Additional columns are no problem and can be used to label the values by selecting ID and multiple columns may be used as ID columns.

Nitecap can accept spreadsheets up to 40 megabytes.

To compare two datasets, you must upload them each individually as separate datasets. Then, go to the Display Spreadsheets page and select both datasets and hit the Compare button at the bottom.

Two datasets can be compared only if they have the same days and timepoints per days. Since values in the two datasets must be paired together, the IDs must be unique within a dataset and match across the datasets. Any IDs that are duplicated within a dataset is dropped from the analysis. Any IDs that appear in one but not the other dataset is dropped from the analysis.

The 'damping' statistic is available for comparison pages and low q-values indicates that the change over time decreases in the secondary dataset compared to the primary dataset.

You can select any columns for ID but must choose at least one. These are used for labelling the rows.

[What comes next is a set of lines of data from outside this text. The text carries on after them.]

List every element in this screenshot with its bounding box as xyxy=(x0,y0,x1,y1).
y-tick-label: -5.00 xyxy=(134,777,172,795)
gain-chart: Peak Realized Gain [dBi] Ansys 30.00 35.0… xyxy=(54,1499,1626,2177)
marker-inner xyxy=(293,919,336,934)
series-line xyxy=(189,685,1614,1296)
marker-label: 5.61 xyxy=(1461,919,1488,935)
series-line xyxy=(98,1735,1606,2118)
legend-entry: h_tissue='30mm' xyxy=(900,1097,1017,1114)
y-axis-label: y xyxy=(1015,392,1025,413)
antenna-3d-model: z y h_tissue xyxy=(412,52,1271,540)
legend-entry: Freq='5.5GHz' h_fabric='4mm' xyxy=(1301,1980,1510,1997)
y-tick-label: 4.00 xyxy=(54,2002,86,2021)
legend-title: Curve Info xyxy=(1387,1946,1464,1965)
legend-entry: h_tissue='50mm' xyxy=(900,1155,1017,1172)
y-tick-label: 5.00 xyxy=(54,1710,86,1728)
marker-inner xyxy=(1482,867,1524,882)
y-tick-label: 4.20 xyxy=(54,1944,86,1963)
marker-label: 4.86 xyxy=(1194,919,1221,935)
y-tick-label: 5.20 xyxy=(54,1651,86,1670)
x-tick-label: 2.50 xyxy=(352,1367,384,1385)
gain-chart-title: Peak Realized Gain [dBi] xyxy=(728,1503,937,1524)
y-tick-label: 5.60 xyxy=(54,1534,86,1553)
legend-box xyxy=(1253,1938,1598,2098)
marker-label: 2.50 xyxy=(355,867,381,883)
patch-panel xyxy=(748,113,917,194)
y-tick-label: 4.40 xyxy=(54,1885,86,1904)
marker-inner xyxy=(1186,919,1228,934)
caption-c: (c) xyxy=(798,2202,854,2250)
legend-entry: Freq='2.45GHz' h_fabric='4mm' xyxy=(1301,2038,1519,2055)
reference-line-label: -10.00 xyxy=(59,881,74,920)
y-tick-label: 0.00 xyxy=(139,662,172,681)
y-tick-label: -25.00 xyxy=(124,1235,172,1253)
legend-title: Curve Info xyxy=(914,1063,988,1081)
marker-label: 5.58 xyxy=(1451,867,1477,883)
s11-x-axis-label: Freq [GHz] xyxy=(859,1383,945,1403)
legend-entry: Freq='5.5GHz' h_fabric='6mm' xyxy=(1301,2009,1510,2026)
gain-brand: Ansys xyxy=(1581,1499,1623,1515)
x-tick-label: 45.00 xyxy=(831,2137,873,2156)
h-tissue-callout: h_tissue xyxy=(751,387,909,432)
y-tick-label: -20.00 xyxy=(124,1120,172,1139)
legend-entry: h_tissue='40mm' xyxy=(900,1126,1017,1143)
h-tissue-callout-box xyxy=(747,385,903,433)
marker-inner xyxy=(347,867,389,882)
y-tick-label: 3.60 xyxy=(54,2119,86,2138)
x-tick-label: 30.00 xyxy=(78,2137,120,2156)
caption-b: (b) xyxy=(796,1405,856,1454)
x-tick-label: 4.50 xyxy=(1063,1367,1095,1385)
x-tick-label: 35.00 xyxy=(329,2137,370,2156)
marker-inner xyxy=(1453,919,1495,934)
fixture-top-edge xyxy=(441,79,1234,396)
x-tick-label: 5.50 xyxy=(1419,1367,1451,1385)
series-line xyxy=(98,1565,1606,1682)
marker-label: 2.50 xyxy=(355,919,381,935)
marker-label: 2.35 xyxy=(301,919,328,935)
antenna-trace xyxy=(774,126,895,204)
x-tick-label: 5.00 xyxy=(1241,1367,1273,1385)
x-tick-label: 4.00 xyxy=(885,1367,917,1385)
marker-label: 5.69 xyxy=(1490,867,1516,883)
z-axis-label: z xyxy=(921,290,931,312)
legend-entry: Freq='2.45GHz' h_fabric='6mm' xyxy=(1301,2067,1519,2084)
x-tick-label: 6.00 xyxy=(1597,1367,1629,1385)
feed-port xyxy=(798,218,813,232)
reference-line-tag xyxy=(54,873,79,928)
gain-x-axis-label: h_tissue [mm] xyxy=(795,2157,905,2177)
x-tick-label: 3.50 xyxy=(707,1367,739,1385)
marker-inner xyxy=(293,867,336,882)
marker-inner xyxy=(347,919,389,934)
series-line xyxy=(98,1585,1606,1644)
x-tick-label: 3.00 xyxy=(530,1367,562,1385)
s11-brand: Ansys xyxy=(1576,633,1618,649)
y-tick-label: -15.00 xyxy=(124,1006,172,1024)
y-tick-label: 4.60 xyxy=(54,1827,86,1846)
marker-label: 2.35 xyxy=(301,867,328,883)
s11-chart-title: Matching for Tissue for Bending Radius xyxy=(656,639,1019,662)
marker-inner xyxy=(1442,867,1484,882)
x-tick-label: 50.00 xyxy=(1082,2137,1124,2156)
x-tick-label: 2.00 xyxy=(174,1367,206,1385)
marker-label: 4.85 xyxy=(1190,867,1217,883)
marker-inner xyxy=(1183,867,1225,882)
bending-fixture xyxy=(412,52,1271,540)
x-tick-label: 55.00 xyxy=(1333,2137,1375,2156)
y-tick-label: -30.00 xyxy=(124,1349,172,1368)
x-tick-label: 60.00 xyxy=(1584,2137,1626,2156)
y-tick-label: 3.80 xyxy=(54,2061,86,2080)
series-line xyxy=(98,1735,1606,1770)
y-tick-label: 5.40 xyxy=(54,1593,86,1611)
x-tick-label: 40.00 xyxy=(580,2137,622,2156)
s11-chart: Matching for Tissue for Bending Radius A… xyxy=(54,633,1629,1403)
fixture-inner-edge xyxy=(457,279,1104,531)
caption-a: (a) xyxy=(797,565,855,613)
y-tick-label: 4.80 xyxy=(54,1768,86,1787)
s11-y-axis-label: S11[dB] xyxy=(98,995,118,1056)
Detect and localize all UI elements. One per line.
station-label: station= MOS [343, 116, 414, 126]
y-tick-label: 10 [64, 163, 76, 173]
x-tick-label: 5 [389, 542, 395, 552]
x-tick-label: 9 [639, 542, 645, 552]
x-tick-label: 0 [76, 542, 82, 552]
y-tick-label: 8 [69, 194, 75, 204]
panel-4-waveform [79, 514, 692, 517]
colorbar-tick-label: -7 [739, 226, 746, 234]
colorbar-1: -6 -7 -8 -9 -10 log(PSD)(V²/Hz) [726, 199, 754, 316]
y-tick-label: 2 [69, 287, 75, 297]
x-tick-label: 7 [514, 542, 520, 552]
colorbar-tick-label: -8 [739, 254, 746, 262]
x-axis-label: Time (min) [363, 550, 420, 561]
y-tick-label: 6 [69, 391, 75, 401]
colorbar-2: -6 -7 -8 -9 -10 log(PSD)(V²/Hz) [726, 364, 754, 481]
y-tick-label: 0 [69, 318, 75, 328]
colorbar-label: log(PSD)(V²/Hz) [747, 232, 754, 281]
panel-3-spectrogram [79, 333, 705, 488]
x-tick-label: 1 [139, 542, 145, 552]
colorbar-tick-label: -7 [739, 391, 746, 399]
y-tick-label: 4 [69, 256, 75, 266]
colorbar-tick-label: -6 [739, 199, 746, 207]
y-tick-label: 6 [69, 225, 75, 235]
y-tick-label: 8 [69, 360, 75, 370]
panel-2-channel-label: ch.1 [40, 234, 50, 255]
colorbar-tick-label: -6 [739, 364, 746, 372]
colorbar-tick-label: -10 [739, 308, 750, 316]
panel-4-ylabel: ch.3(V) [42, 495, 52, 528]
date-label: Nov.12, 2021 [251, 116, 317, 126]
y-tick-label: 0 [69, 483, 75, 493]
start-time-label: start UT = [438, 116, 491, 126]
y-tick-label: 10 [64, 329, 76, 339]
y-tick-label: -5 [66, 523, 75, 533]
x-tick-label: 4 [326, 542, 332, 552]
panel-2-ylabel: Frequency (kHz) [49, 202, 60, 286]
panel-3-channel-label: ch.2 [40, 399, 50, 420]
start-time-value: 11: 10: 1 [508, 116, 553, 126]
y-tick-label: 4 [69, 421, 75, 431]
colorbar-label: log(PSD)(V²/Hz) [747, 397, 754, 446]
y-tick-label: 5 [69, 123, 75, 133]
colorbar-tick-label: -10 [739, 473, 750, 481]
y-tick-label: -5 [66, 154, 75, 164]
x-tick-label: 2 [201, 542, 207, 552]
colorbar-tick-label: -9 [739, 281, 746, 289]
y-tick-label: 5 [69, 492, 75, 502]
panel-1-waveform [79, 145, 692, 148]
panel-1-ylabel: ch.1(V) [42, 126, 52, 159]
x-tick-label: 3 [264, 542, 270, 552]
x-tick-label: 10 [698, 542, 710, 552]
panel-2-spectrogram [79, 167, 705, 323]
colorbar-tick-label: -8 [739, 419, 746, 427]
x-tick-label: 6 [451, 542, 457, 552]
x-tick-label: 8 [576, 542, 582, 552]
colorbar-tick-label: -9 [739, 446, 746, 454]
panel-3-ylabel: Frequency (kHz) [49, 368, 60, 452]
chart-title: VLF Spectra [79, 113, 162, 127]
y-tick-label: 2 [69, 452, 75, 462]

If you are comparing datasets, then there are further considerations. IDs should be unique (any non-unique IDs are dropped from comparisons, but not from a single dataset analysis). The IDs from two datasets should match if you wish to compare them as any IDs that do not exist in both spreadsheets will be dropped from the comparsion. For these purposes, if you select multiple ID columns, then the columns are joined together to form the IDs and IDs match only if they match in every ID column.

Nitecap is currently under development and has not yet been published, so no citation is yet possible. If you publish a work using Nitecap, please let let us know.

If you use the JTK analysis results in your paper, the developers of JTK_cycle ask users to cite their paper.

If you use phase and amplitude difference statistics, you can cite Bingham, Arbogast, Cornelissen Guillaume, Lee, Halberg "Inferential Statistical Methods for Estimating and Comparing Cosinor Parameters," 1982.

If you have logged into your account, there is a share button on every dataset which gives a URL that can be given to your colleagues to access the dataset. Note that anyone with the URL can access it, so consider who you share it with.

When someone opens the link, they receive a copy of the dataset and none of the changes they make will be reflected in your copy. If you modify your dataset, then that modification will go to anyone who clicks the link after your modification, but not for anyone who clicked before.

Unfortunately we do not yet support sharing comparisons between multiple spreadsheets. Instead, you should share all the individual spreadsheets and if your colleague opens each spreadsheet link, they can perform a comparison by visiting their spreadsheet list page.

These are derived from the methods in Bingham, Arbogast, Cornelissen Guillaume, Lee, Halberg "Inferential Statistical Methods for Estimating and Comparing Cosinor Parameters," 1982. In particular, see equations 49 and 50, for the case where there are 2 datasets using the t-test versions.

In short, these statistics are cosinor approaches based on linear least-squares fits of cosine and sine curves. The null hypothesis is that the phase (respectively, amplitude) parameters of the datasets are all equal for the phase (respectively amplitude) difference p-value. Hence a significant p-value allows the rejection of the null hypothesis that these parameters are the same across all datasets.

In particular, note that if any one of the datasets has non-significant rhythmicity, the p-value for the phase test will be non-significant. This is desirable since the phase of a non-rhythmic feature is undefined. Hence this p-value is significant only when all are significantly rhythmic and the difference in their phases are significant. The amplitude of a non-significant rhythmicity should be low and hence an amplitude difference is still meaningful and the test is more powerful.